Odds: Skorman 2-1, Fowler 4-1.

District 4: Yolanda Avila, Deborah Hendrix, Helen Collins

Four years ago, Helen Collins unexpectedly prevailed over favorite Deborah Hendrix and two other candidates. Most observers expected the smart, politically experienced Hendrix to win, but Collins won with 37 percent of the vote. Like Hendrix, Yolanda Avila is a qualified candidate, but Collins is a survivor. Hendrix led an unsuccessful campaign to recall her in 2015, and Collins has weathered an ethics probe surrounding a business deal with friend Douglas Bruce. Hendrix has the cash, Avila has appeal and Collins is the two-fisted incumbent. If neither Avila nor Hendrix can get a plurality, Collins gets another term.

Odds: Collins 2-1, Hendrix 3-1, Avila 5-1.

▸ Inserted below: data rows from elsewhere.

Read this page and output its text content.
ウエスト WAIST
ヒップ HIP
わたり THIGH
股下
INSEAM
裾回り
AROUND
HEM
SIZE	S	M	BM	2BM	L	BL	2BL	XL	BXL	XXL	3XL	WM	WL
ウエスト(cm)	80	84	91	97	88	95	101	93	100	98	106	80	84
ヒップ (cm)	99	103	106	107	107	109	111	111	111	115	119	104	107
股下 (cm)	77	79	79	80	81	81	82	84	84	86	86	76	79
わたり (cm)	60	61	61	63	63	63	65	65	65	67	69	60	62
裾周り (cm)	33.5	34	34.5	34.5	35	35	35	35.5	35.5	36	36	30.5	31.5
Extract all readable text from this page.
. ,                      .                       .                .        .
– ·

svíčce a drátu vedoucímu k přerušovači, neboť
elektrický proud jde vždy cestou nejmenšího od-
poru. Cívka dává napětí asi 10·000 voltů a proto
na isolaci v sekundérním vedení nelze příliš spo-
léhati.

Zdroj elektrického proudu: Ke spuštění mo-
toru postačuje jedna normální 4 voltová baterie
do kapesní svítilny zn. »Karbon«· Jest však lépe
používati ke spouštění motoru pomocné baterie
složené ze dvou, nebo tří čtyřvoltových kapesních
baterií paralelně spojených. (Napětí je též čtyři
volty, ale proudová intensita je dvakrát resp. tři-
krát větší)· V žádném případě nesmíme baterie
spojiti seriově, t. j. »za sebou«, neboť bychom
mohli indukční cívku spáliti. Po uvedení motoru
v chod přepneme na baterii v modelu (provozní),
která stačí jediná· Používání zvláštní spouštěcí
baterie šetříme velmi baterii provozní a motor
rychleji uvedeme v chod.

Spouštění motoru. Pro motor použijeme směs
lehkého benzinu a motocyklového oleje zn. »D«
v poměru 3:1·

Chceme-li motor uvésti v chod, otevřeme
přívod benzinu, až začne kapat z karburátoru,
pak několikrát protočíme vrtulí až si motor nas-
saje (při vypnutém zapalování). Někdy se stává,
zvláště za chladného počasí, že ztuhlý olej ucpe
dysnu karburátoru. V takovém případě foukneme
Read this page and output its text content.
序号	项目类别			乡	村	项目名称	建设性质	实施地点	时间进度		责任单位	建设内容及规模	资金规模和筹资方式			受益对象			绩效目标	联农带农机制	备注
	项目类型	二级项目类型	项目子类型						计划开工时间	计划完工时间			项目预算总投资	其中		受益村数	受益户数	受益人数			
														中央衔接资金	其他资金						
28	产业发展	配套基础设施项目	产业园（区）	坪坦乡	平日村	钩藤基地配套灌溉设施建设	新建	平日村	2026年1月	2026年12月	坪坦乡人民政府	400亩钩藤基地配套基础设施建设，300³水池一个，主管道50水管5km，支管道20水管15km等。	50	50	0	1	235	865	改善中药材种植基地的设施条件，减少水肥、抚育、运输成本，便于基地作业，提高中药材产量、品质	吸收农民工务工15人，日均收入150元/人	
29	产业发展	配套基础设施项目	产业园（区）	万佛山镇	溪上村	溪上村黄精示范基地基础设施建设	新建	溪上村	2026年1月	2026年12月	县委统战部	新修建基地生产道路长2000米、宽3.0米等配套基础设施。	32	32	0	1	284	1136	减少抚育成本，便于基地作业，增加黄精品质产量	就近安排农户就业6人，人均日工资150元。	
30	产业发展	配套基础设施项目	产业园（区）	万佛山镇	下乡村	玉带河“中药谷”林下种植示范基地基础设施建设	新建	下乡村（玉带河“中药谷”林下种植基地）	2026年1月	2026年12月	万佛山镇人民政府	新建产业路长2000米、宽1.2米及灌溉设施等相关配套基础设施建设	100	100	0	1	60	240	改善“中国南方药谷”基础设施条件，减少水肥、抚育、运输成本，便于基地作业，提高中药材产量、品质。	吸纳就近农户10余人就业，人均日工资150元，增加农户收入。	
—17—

District 5: Lynette Crow-Iverson vs. Jill Gaebler

Incumbent Gaebler is smart, experienced, skeptical and creative. She’s a favorite of Millennials, techies and entrepreneurs — so why is she facing a really tough opponent? Conspiracy theorists might point to her opposition to The Broadmoor land swap or her support for retail marijuana, but there may be a simpler story here. Like Collins, Gaebler won a multi-candidate race with a plurality. Crow-Iverson may believe that by positioning herself to the right of Gaebler she can win a one-on-one race. And although Crow-Iverson lacks political experience, she’s highly visible as the successful entrepreneur who founded Conspire, a drug screening company. As the past chair of Colorado Springs Forward, she knows the players. Both 50, Gaebler and Iverson could be credible candidates to succeed Mayor John Suthers in six years (assuming that he seeks a second term in 2019). It’s unfortunate that one will lose — we need them both.

Odds: even.

District 6: Andy Pico, Janak Joshi, Melanie Bernhardt, Robert Burns

Bernhardt and Burns are political novices. Joshi ran unsuccessfully for an at-large seat on council in the 1990s, and subsequently served three terms in the Colorado House of Representatives. Former legislator Larry Liston ousted him in the 2016 Republican primary. Joshi has raised $1,000 so far, compared to incumbent Andy Pico’s approximately $25,000. Pico, who also serves as president of the Utilities Board and on the Pikes Peak Area Council of Governments, is a retired U.S. Navy aviator and a knowledgeable, accessible and conservative councilor. For a majority of District 6 voters, that’s likely a winning combination.

Odds: Pico 1-2, Joshi 8-1, Bernhardt 20-1, Burns 20-1.

The (almost) final analysis

Every once in a while, we ordinary folk get a glimpse of the big dogs, bounding powerfully through the tall grass. Why, for example, have the same six candidates been endorsed by The Gazette, Colorado Springs Forward and the Housing & Building Association? And what about those cunning developers?